One of the biggest challenges a cinematographer can face is an expansive night exterior located far from motivated light sources.  I’m referring to such places as the open ocean, the plains, a forest, a mountainside…or, as in this case, the remote desert. 

            There’s no shortage of heavy artillery available to help define the action and sell the effect: the huge Musco Lights, BeBee Lights, Wendy Lights or any of the custom-made rigs that can project a massive amount of illumination across great distances.  Another approach involves creating as large a “moon source” as possible, suspended high above the action.  But this soft light doesn’t pack quite the same wallop as the previous units, can sometimes look “toppy” and is more difficult to control.  There’s also the option of shooting Day-For-Night.  Executed with the proper care, it can look impressive and be a cost-effective way of solving the issue.  The downside is that it requires time and cooperation from the weather, the director and all departments.  It also tends to limit your shooting angles.

            What to do then when none of these options are on the menu?

            Let most of it go dark, of course!

            In this scene, Walton Goggins’ character of Boyd Crowder leads his posse as they attempt to smuggle some contraband across the border to the U.S.  Just when they think they’re home free, the Federales spoil the party.

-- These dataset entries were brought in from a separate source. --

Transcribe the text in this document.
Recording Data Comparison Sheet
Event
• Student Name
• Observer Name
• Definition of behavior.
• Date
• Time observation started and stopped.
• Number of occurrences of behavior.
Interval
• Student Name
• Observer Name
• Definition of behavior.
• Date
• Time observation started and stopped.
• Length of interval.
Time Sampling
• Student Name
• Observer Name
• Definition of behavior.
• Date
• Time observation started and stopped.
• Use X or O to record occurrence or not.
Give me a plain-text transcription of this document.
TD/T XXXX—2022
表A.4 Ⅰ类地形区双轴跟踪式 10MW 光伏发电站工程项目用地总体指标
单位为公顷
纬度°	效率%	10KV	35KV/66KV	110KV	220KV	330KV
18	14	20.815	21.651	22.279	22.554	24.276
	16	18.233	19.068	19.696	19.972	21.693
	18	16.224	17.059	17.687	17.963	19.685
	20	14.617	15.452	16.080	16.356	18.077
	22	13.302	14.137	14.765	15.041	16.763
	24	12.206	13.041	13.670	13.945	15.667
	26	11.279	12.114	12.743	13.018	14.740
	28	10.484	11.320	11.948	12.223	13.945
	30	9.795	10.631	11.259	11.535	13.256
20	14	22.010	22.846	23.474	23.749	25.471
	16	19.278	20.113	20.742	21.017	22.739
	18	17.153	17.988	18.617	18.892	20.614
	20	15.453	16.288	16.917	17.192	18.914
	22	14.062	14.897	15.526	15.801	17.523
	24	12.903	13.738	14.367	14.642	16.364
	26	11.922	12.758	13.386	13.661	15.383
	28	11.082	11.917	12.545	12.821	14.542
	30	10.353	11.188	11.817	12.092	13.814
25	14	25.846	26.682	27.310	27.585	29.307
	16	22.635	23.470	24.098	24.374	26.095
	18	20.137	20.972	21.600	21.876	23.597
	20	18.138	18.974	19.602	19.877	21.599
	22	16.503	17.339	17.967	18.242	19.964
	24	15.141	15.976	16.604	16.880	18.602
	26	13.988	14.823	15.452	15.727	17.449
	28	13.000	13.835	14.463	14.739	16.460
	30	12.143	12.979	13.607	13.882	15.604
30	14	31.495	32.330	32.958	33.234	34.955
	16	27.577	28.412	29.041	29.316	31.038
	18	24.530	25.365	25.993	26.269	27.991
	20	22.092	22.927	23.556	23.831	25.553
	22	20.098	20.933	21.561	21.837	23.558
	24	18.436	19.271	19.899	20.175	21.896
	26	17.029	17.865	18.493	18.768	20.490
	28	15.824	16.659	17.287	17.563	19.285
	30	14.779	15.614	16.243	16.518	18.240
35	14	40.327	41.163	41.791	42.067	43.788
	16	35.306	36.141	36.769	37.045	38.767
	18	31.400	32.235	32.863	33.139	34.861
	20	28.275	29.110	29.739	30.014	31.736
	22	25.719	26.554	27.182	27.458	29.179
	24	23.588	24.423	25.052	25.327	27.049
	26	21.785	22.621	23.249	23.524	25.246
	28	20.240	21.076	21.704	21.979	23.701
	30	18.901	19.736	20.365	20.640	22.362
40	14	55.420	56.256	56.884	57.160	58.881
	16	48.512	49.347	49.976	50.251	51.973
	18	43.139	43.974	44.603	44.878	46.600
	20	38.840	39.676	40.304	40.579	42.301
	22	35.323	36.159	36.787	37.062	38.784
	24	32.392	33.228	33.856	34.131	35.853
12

            Rather than travel the company to northern Mexico, we shot on some undeveloped land behind our stages at Santa Clarita Studios.  Perched on a flat patch beneath a hillside, no city lights could be seen in any direction; for all intents, we were in the middle of nowhere.  The effect is totally believable and the property served us well.

            I’ve never cared for night exteriors that don’t carry any information in the background.  Though I understand why a cinematographer might expose something that way, it doesn’t appeal to my taste – and I didn’t want to fall into that trap.  Since I didn’t have the equipment, time or crew to light an extensive area, the secret was to provide only a hint of background detail in the wide shots.  Just a little would be enough, and that was a good thing because it was all we were capable of delivering!  Once the traffic stop was underway, the headlights and flashing units on top of the cop cars would carry the day in terms of reference sources.  The road dust raised by their kinetic arrival added a nice touch in the early part of the scene.

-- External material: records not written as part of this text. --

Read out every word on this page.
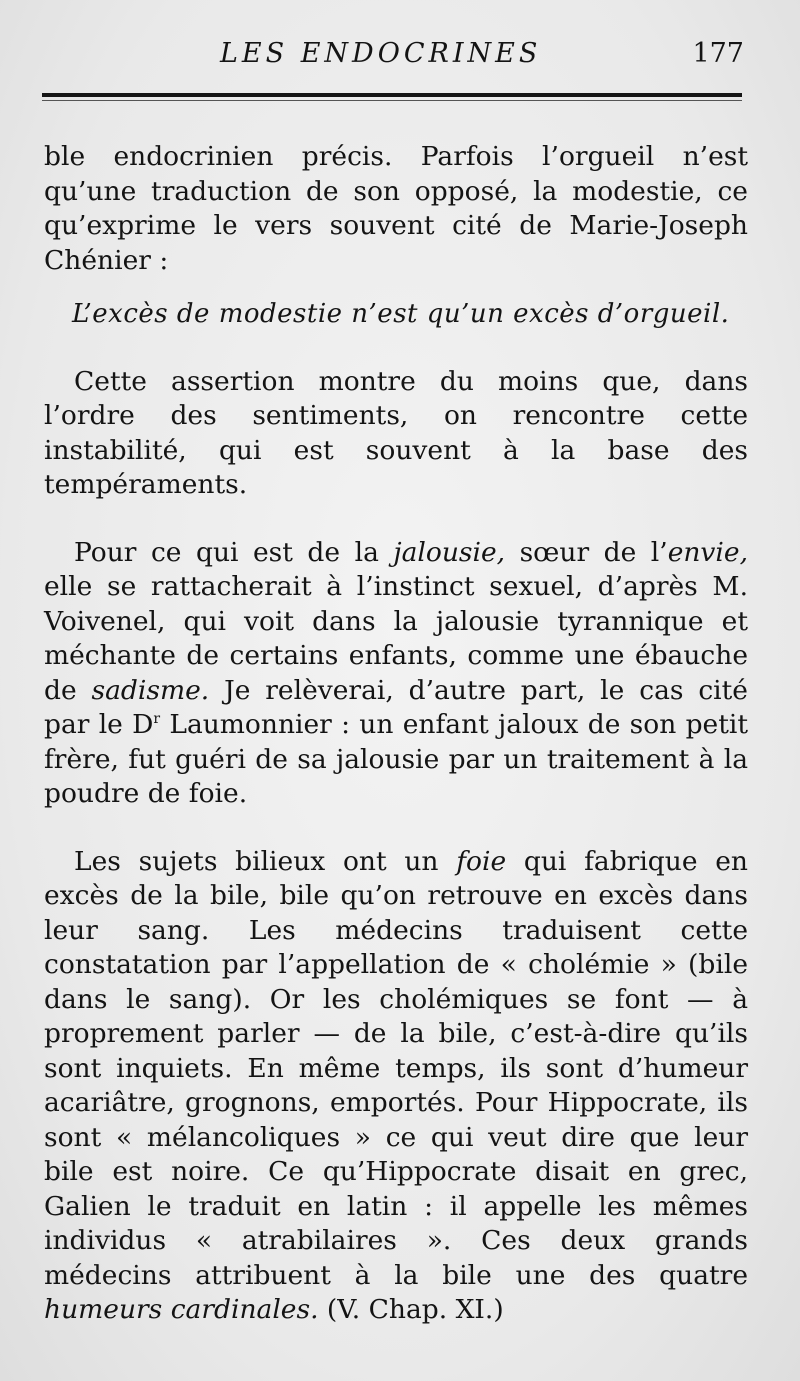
LES ENDOCRINES	177

ble endocrinien précis. Parfois l’orgueil n’est qu’une traduction de son opposé, la modestie, ce qu’exprime le vers souvent cité de Marie-Joseph Chénier :

L’excès de modestie n’est qu’un excès d’orgueil.

Cette assertion montre du moins que, dans l’ordre des sentiments, on rencontre cette instabilité, qui est souvent à la base des tempéraments.

Pour ce qui est de la jalousie, sœur de l’envie, elle se rattacherait à l’instinct sexuel, d’après M. Voivenel, qui voit dans la jalousie tyrannique et méchante de certains enfants, comme une ébauche de sadisme. Je relèverai, d’autre part, le cas cité par le $D^r$ Laumonnier : un enfant jaloux de son petit frère, fut guéri de sa jalousie par un traitement à la poudre de foie.

Les sujets bilieux ont un foie qui fabrique en excès de la bile, bile qu’on retrouve en excès dans leur sang. Les médecins traduisent cette constatation par l’appellation de « cholémie » (bile dans le sang). Or les cholémiques se font — à proprement parler — de la bile, c’est-à-dire qu’ils sont inquiets. En même temps, ils sont d’humeur acariâtre, grognons, emportés. Pour Hippocrate, ils sont « mélancoliques » ce qui veut dire que leur bile est noire. Ce qu’Hippocrate disait en grec, Galien le traduit en latin : il appelle les mêmes individus « atrabilaires ». Ces deux grands médecins attribuent à la bile une des quatre humeurs cardinales. (V. Chap. XI.)
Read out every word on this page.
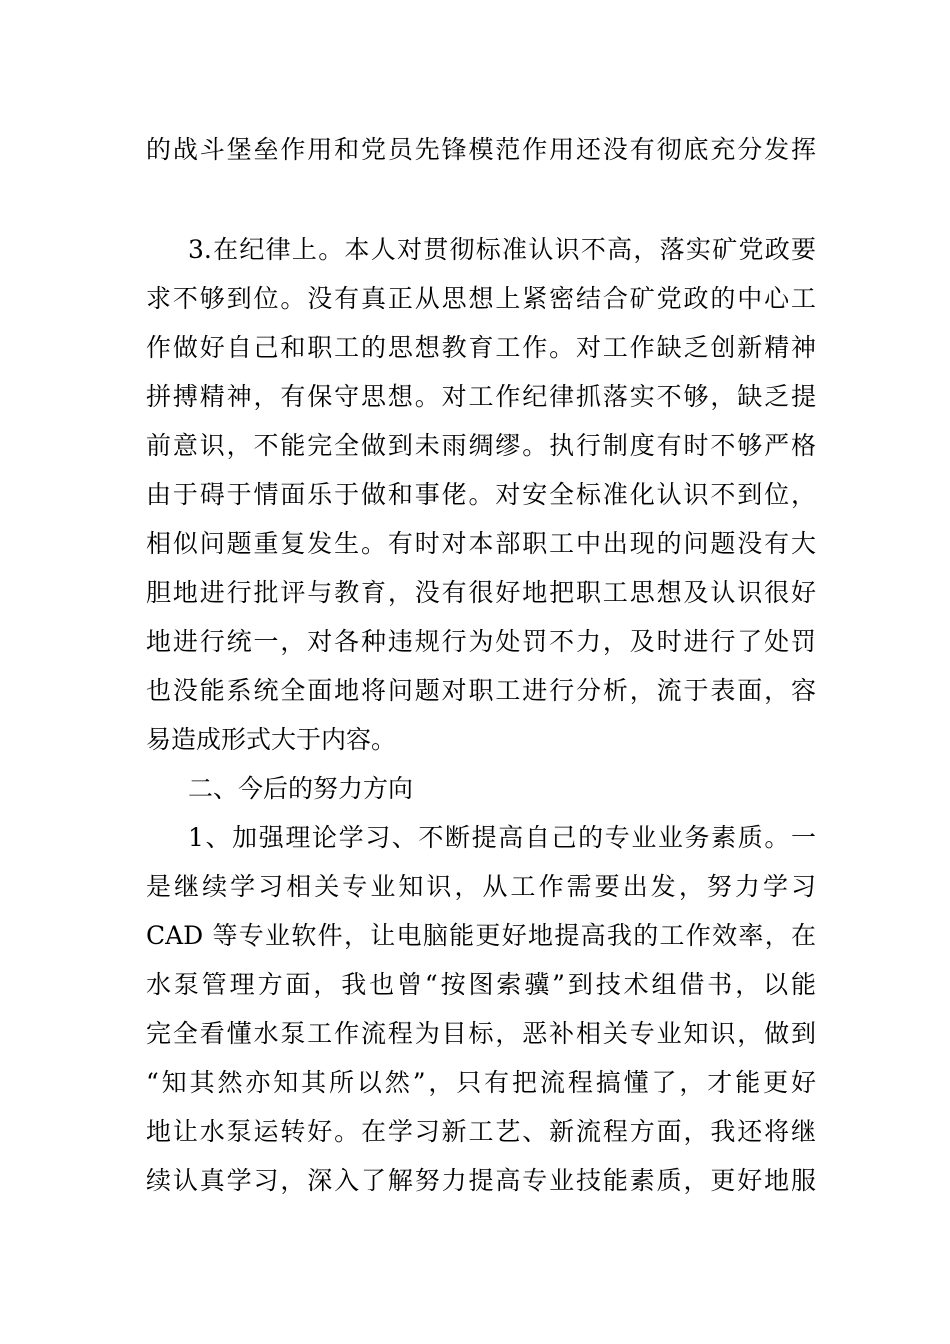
的战斗堡垒作用和党员先锋模范作用还没有彻底充分发挥
3.在纪律上。本人对贯彻标准认识不高，落实矿党政要
求不够到位。没有真正从思想上紧密结合矿党政的中心工
作做好自己和职工的思想教育工作。对工作缺乏创新精神
拼搏精神，有保守思想。对工作纪律抓落实不够，缺乏提
前意识，不能完全做到未雨绸缪。执行制度有时不够严格
由于碍于情面乐于做和事佬。对安全标准化认识不到位，
相似问题重复发生。有时对本部职工中出现的问题没有大
胆地进行批评与教育，没有很好地把职工思想及认识很好
地进行统一，对各种违规行为处罚不力，及时进行了处罚
也没能系统全面地将问题对职工进行分析，流于表面，容
易造成形式大于内容。
二、今后的努力方向
1、加强理论学习、不断提高自己的专业业务素质。一
是继续学习相关专业知识，从工作需要出发，努力学习
CAD 等专业软件，让电脑能更好地提高我的工作效率，在
水泵管理方面，我也曾“按图索骥”到技术组借书，以能
完全看懂水泵工作流程为目标，恶补相关专业知识，做到
“知其然亦知其所以然”，只有把流程搞懂了，才能更好
地让水泵运转好。在学习新工艺、新流程方面，我还将继
续认真学习，深入了解努力提高专业技能素质，更好地服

            I didn’t particularly care for the light inside the truck cab as the vehicles approach in the wide shot, but director Michael Pressman – whom I love, by the way – insisted upon it.  A small LED did the trick.

            Compared to how things were done in the old days, it’s amazing what we’re capable of with modern equipment.  What we see now is a far cry from when night exteriors in far off places were commonly lit to the same key level as day exteriors in the open sun!

The clip shows the result, the diagram shows the tech particulars.


2 thoughts on “LIGHTING DIAGRAM #38 – JUSTIFIED”

  1. This looks great—unfussy and natural.

    I’m assuming you brought in the atmosphere, which does help it feel less “thin” than a night exterior often can? Or was it just luck/the location?

  2. Matt – Thank you for the kind words! I didn’t bring in any atmosphere. Whatever might be in the air was a result of the cars kicking up the dusty road or a little bit of fog that came through as the night progressed.